Den Achterbahntyp Wilde Maus charakterisiert, dass man beim Durchfahren der sehr engen Kurven den Eindruck erhält, der Wagen würde ungebremst aus der Kurve getragen. Aus der Kurve des wohlig eingerichteten Lebens wird auch der Protagonist, Georg Endl, getragen – und verliert dabei nicht nur sein Selbstwertgefühl, sondern Szene für Szene seinen ethischen Kompass. Äußerlicher Auslöser ist hierbei seine Entlassung: Nach 25 Jahren als Musikkritiker einer renommierten österreichischen Zeitung wird ihm, dem «überbezahlten Auslaufmodell», vom manipulativ smarten Chef Waller (Jörg Hartmann) gekündigt.
Für Georg, die selbstempfundene kulturelle Instanz, die mit einer einzigen Zeitungsspalte musikalische Karrieren fördern oder zerstören konnte, beginnt mit der Räumung seines Schreibtisches ein Wechselspiel aus Verzweiflung und Unverständnis.
Zu diesem äußerlichen Grund kommt noch ein innerer hinzu, der Georgs Wesen prägt: Er ist ein Feigling. Er leidet nicht nur an beruflicher Hybris, sondern auch an privater Konfliktphobie. Seiner jüngeren Ehefrau Johanna (Pia Hierzegger), einer Therapeutin mit ausgeprägter Midlife-Crisis, die wegen ihres krampfhaften Kinderwunsches selbst einer Therapie bedürftig erscheint, erzählt Georg nichts von seiner beruflichen Niederlage und treibt sich stattdessen tagsüber in seinem alternativen Redaktionsbüro, dem Wiener Prater, herum. Da jedoch auf eine Ausweichstrategie bald die nächste kleine Lüge folgt und statt ehrlicher Kommunikation in der hübschen Altbauwohnung Ausreden das eisprunggesteuerte Miteinander prägen, driftet dieses Großstadtpaar unaufhaltsam auseinander. Zumindest vorerst.

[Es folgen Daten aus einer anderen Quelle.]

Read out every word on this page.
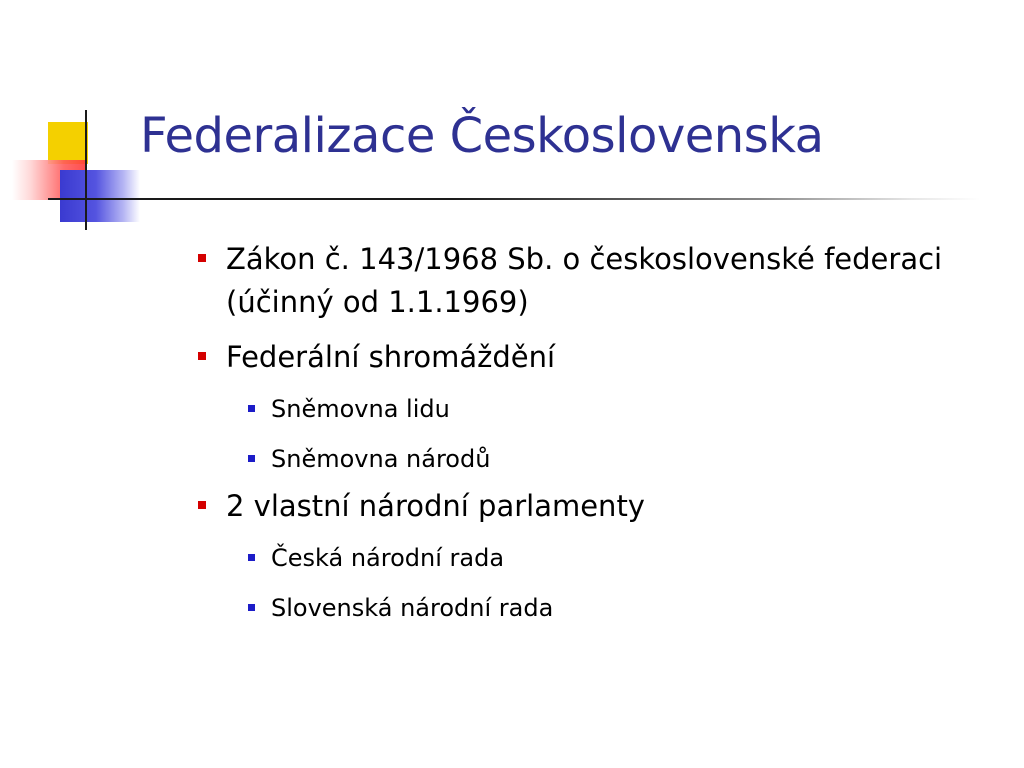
Federalizace Československa
Zákon č. 143/1968 Sb. o československé federaci (účinný od 1.1.1969)
Federální shromáždění
Sněmovna lidu
Sněmovna národů
2 vlastní národní parlamenty
Česká národní rada
Slovenská národní rada
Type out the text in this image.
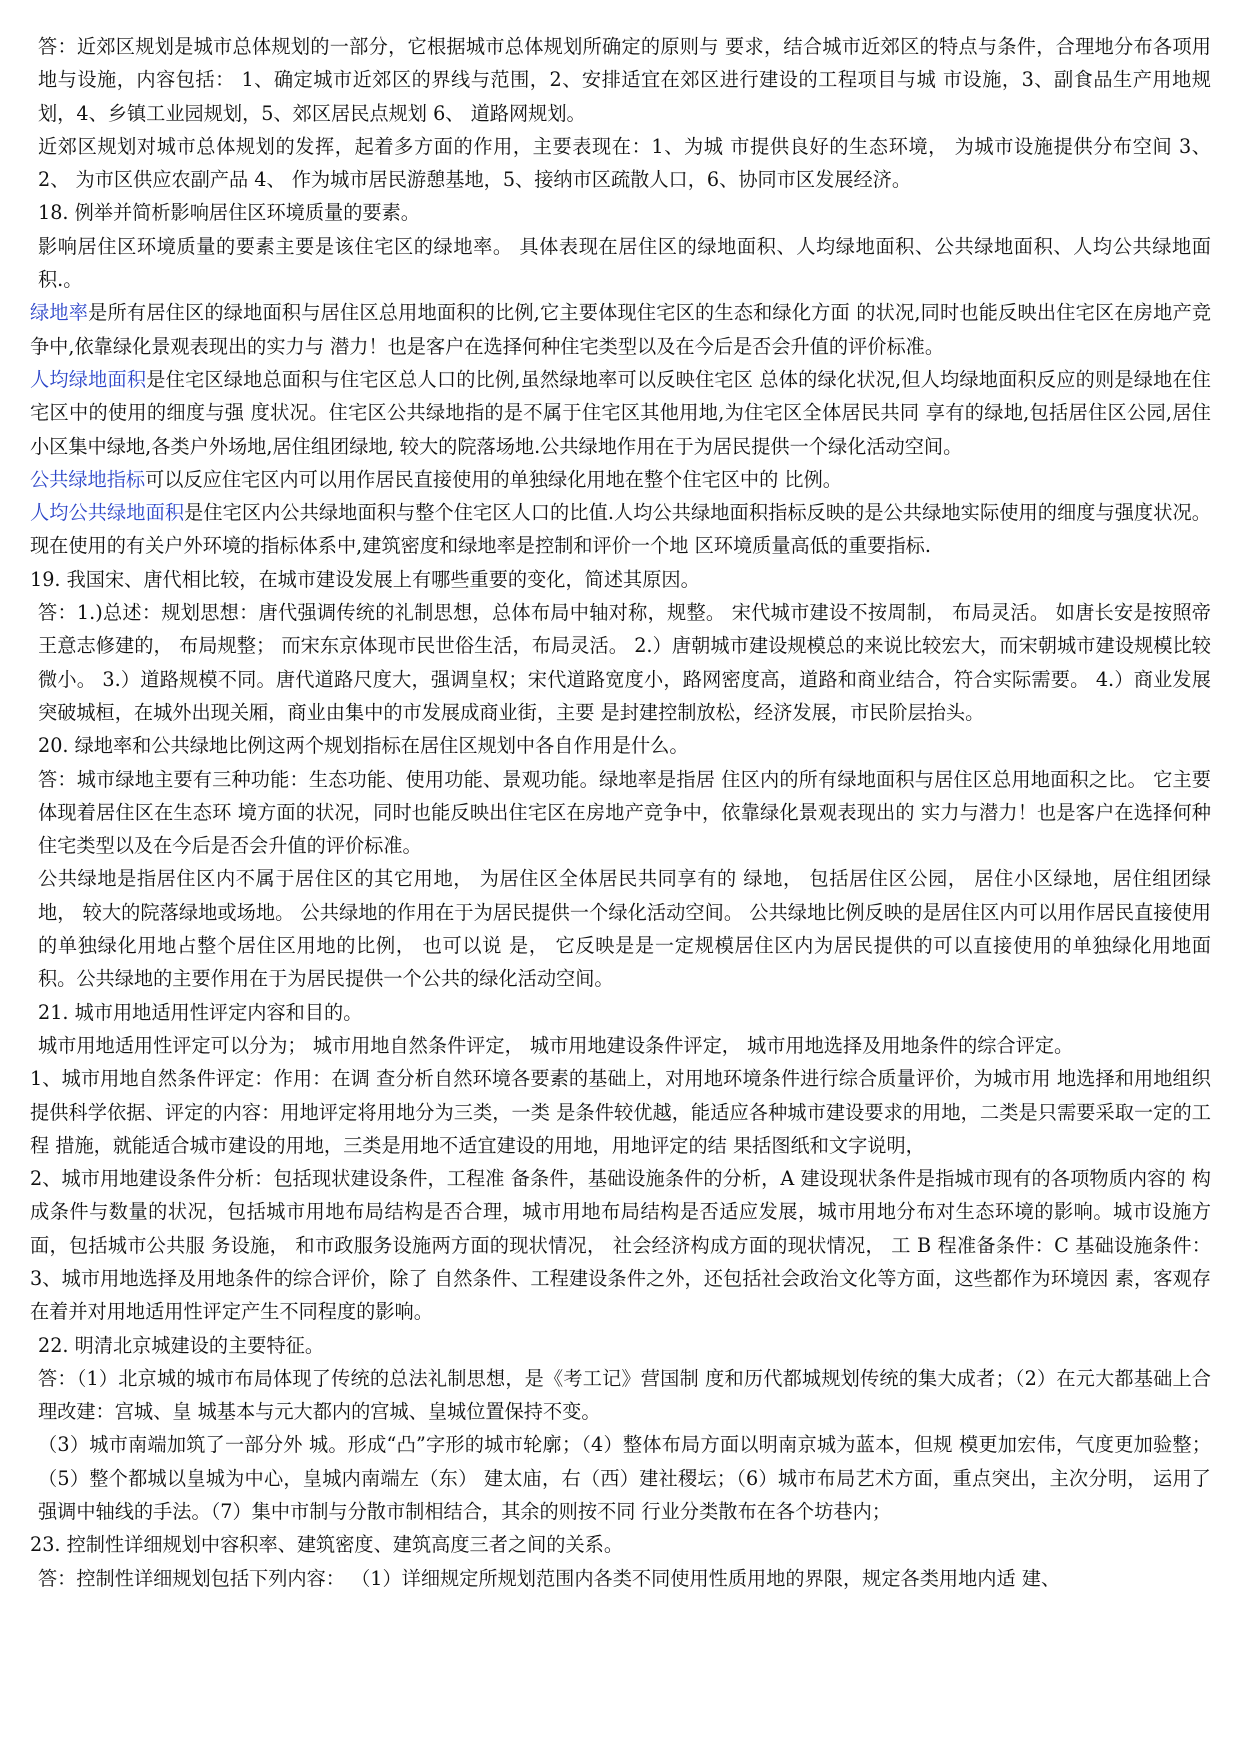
答：近郊区规划是城市总体规划的一部分，它根据城市总体规划所确定的原则与 要求，结合城市近郊区的特点与条件，合理地分布各项用地与设施，内容包括： 1、确定城市近郊区的界线与范围，2、安排适宜在郊区进行建设的工程项目与城 市设施，3、副食品生产用地规划，4、乡镇工业园规划，5、郊区居民点规划 6、 道路网规划。

近郊区规划对城市总体规划的发挥，起着多方面的作用，主要表现在：1、为城 市提供良好的生态环境， 为城市设施提供分布空间 3、 2、 为市区供应农副产品 4、 作为城市居民游憩基地，5、接纳市区疏散人口，6、协同市区发展经济。

18. 例举并简析影响居住区环境质量的要素。

影响居住区环境质量的要素主要是该住宅区的绿地率。 具体表现在居住区的绿地面积、人均绿地面积、公共绿地面积、人均公共绿地面积.。

绿地率是所有居住区的绿地面积与居住区总用地面积的比例,它主要体现住宅区的生态和绿化方面 的状况,同时也能反映出住宅区在房地产竞争中,依靠绿化景观表现出的实力与 潜力！也是客户在选择何种住宅类型以及在今后是否会升值的评价标准。

人均绿地面积是住宅区绿地总面积与住宅区总人口的比例,虽然绿地率可以反映住宅区 总体的绿化状况,但人均绿地面积反应的则是绿地在住宅区中的使用的细度与强 度状况。住宅区公共绿地指的是不属于住宅区其他用地,为住宅区全体居民共同 享有的绿地,包括居住区公园,居住小区集中绿地,各类户外场地,居住组团绿地, 较大的院落场地.公共绿地作用在于为居民提供一个绿化活动空间。

公共绿地指标可以反应住宅区内可以用作居民直接使用的单独绿化用地在整个住宅区中的 比例。

人均公共绿地面积是住宅区内公共绿地面积与整个住宅区人口的比值.人均公共绿地面积指标反映的是公共绿地实际使用的细度与强度状况。 现在使用的有关户外环境的指标体系中,建筑密度和绿地率是控制和评价一个地 区环境质量高低的重要指标.

19. 我国宋、唐代相比较，在城市建设发展上有哪些重要的变化，简述其原因。

答：1.)总述：规划思想：唐代强调传统的礼制思想，总体布局中轴对称，规整。 宋代城市建设不按周制， 布局灵活。 如唐长安是按照帝王意志修建的， 布局规整； 而宋东京体现市民世俗生活，布局灵活。 2.）唐朝城市建设规模总的来说比较宏大，而宋朝城市建设规模比较微小。 3.）道路规模不同。唐代道路尺度大，强调皇权；宋代道路宽度小，路网密度高，道路和商业结合，符合实际需要。 4.）商业发展突破城桓，在城外出现关厢，商业由集中的市发展成商业街，主要 是封建控制放松，经济发展，市民阶层抬头。

20. 绿地率和公共绿地比例这两个规划指标在居住区规划中各自作用是什么。

答：城市绿地主要有三种功能：生态功能、使用功能、景观功能。绿地率是指居 住区内的所有绿地面积与居住区总用地面积之比。 它主要体现着居住区在生态环 境方面的状况，同时也能反映出住宅区在房地产竞争中，依靠绿化景观表现出的 实力与潜力！也是客户在选择何种住宅类型以及在今后是否会升值的评价标准。

公共绿地是指居住区内不属于居住区的其它用地， 为居住区全体居民共同享有的 绿地， 包括居住区公园， 居住小区绿地，居住组团绿地， 较大的院落绿地或场地。 公共绿地的作用在于为居民提供一个绿化活动空间。 公共绿地比例反映的是居住区内可以用作居民直接使用的单独绿化用地占整个居住区用地的比例， 也可以说 是， 它反映是是一定规模居住区内为居民提供的可以直接使用的单独绿化用地面 积。公共绿地的主要作用在于为居民提供一个公共的绿化活动空间。

21. 城市用地适用性评定内容和目的。

城市用地适用性评定可以分为； 城市用地自然条件评定， 城市用地建设条件评定， 城市用地选择及用地条件的综合评定。

1、城市用地自然条件评定：作用：在调 查分析自然环境各要素的基础上，对用地环境条件进行综合质量评价，为城市用 地选择和用地组织提供科学依据、评定的内容：用地评定将用地分为三类，一类 是条件较优越，能适应各种城市建设要求的用地，二类是只需要采取一定的工程 措施，就能适合城市建设的用地，三类是用地不适宜建设的用地，用地评定的结 果括图纸和文字说明，

2、城市用地建设条件分析：包括现状建设条件，工程准 备条件，基础设施条件的分析，A 建设现状条件是指城市现有的各项物质内容的 构成条件与数量的状况，包括城市用地布局结构是否合理，城市用地布局结构是否适应发展，城市用地分布对生态环境的影响。城市设施方面，包括城市公共服 务设施， 和市政服务设施两方面的现状情况， 社会经济构成方面的现状情况， 工 B 程准备条件：C 基础设施条件：3、城市用地选择及用地条件的综合评价，除了 自然条件、工程建设条件之外，还包括社会政治文化等方面，这些都作为环境因 素，客观存在着并对用地适用性评定产生不同程度的影响。

22. 明清北京城建设的主要特征。

答：（1）北京城的城市布局体现了传统的总法礼制思想，是《考工记》营国制 度和历代都城规划传统的集大成者；（2）在元大都基础上合理改建：宫城、皇 城基本与元大都内的宫城、皇城位置保持不变。

（3）城市南端加筑了一部分外 城。形成“凸”字形的城市轮廓；（4）整体布局方面以明南京城为蓝本，但规 模更加宏伟，气度更加验整；（5）整个都城以皇城为中心，皇城内南端左（东） 建太庙，右（西）建社稷坛；（6）城市布局艺术方面，重点突出，主次分明， 运用了强调中轴线的手法。（7）集中市制与分散市制相结合，其余的则按不同 行业分类散布在各个坊巷内；

23. 控制性详细规划中容积率、建筑密度、建筑高度三者之间的关系。

答：控制性详细规划包括下列内容： （1）详细规定所规划范围内各类不同使用性质用地的界限，规定各类用地内适 建、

Der Prater als Gegenentwurf zum Bildungsbürgerleben dient anfangs als sicherer, weil abwegiger Fluchtort, wird aber bald für Georg ein zweites Zuhause. In Erich (Georg Friedrich), einem ehemaligen Mitschüler, der dort allerlei Jobs annimmt und wieder hinwirft, findet er sogar einen Freund, an den er nicht mehr geglaubt hatte. Mit ihm tritt er in Kontakt zu einer Welt jenseits von Hochkultur und Bio-Lachs und übernimmt als Kompagnon das titelgebende Fahrgeschäft Wilde Maus.

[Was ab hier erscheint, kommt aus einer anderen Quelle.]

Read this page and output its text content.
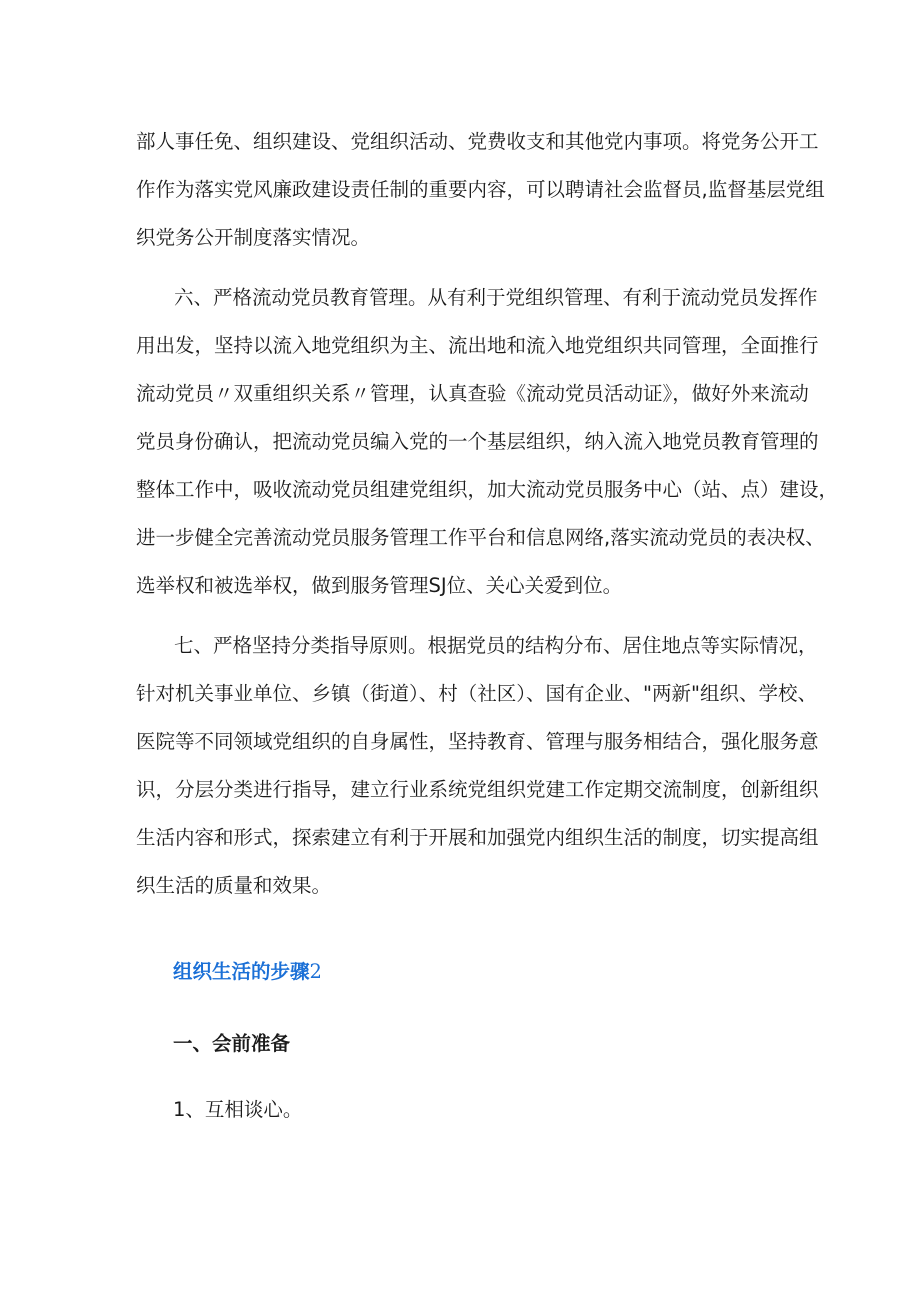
部人事任免、组织建设、党组织活动、党费收支和其他党内事项。将党务公开工
作作为落实党风廉政建设责任制的重要内容，可以聘请社会监督员,监督基层党组
织党务公开制度落实情况。
六、严格流动党员教育管理。从有利于党组织管理、有利于流动党员发挥作
用出发，坚持以流入地党组织为主、流出地和流入地党组织共同管理，全面推行
流动党员〃双重组织关系〃管理，认真查验《流动党员活动证》，做好外来流动
党员身份确认，把流动党员编入党的一个基层组织，纳入流入地党员教育管理的
整体工作中，吸收流动党员组建党组织，加大流动党员服务中心（站、点）建设，
进一步健全完善流动党员服务管理工作平台和信息网络,落实流动党员的表决权、
选举权和被选举权，做到服务管理SJ位、关心关爱到位。
七、严格坚持分类指导原则。根据党员的结构分布、居住地点等实际情况，
针对机关事业单位、乡镇（街道）、村（社区）、国有企业、"两新"组织、学校、
医院等不同领域党组织的自身属性，坚持教育、管理与服务相结合，强化服务意
识，分层分类进行指导，建立行业系统党组织党建工作定期交流制度，创新组织
生活内容和形式，探索建立有利于开展和加强党内组织生活的制度，切实提高组
织生活的质量和效果。
组织生活的步骤2
一、会前准备
1、互相谈心。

Im Zusammenspiel der stimmungsvoll inszenierten Bilder aus der Kamera von Andreas Thalhammer und Xiaosu Han und der gekonnt ausgewählten Musik, die wie ein unsichtbarer Darsteller agiert und fast mehr Charakterzeichnung ausprägt als die leicht Klischee überladenen Figuren, rast die Geschichte ungebremst ihrer tragisch-komischen Höhepunktskurve entgegen. Wut und Rachsucht übernehmen mehr und mehr die Regie in Georgs Leben: Tagsüber bedauert er sich selbst, nachts aber unternimmt er kleine, sich steigernde Sachbeschädigungen und feige Anschläge gegen seinen ehemaligen Chef. Eine verlockende, wenn auch schaurige Vorstellung: Wir denken uns nicht nur Bosheiten – wir leben sie auch aus. Was mit einem Kratzer im Autolack beginnt, führt schließlich mit gezogener Waffe zu einem unbeholfenen Faustkampf und gipfelt in einem hinreißend skurrilen Selbstmordversuch, dessen Verlauf und Ausgang in einer Bilderbuchwinterlandschaft nicht beschrieben werden soll – man sollte ihn und den gesamten Film selbst gesehen haben. Seit dem 17. Februar hat man in Österreich, ab dem 9. März auch in Deutschland und der Schweiz freudig Gelegenheit dazu.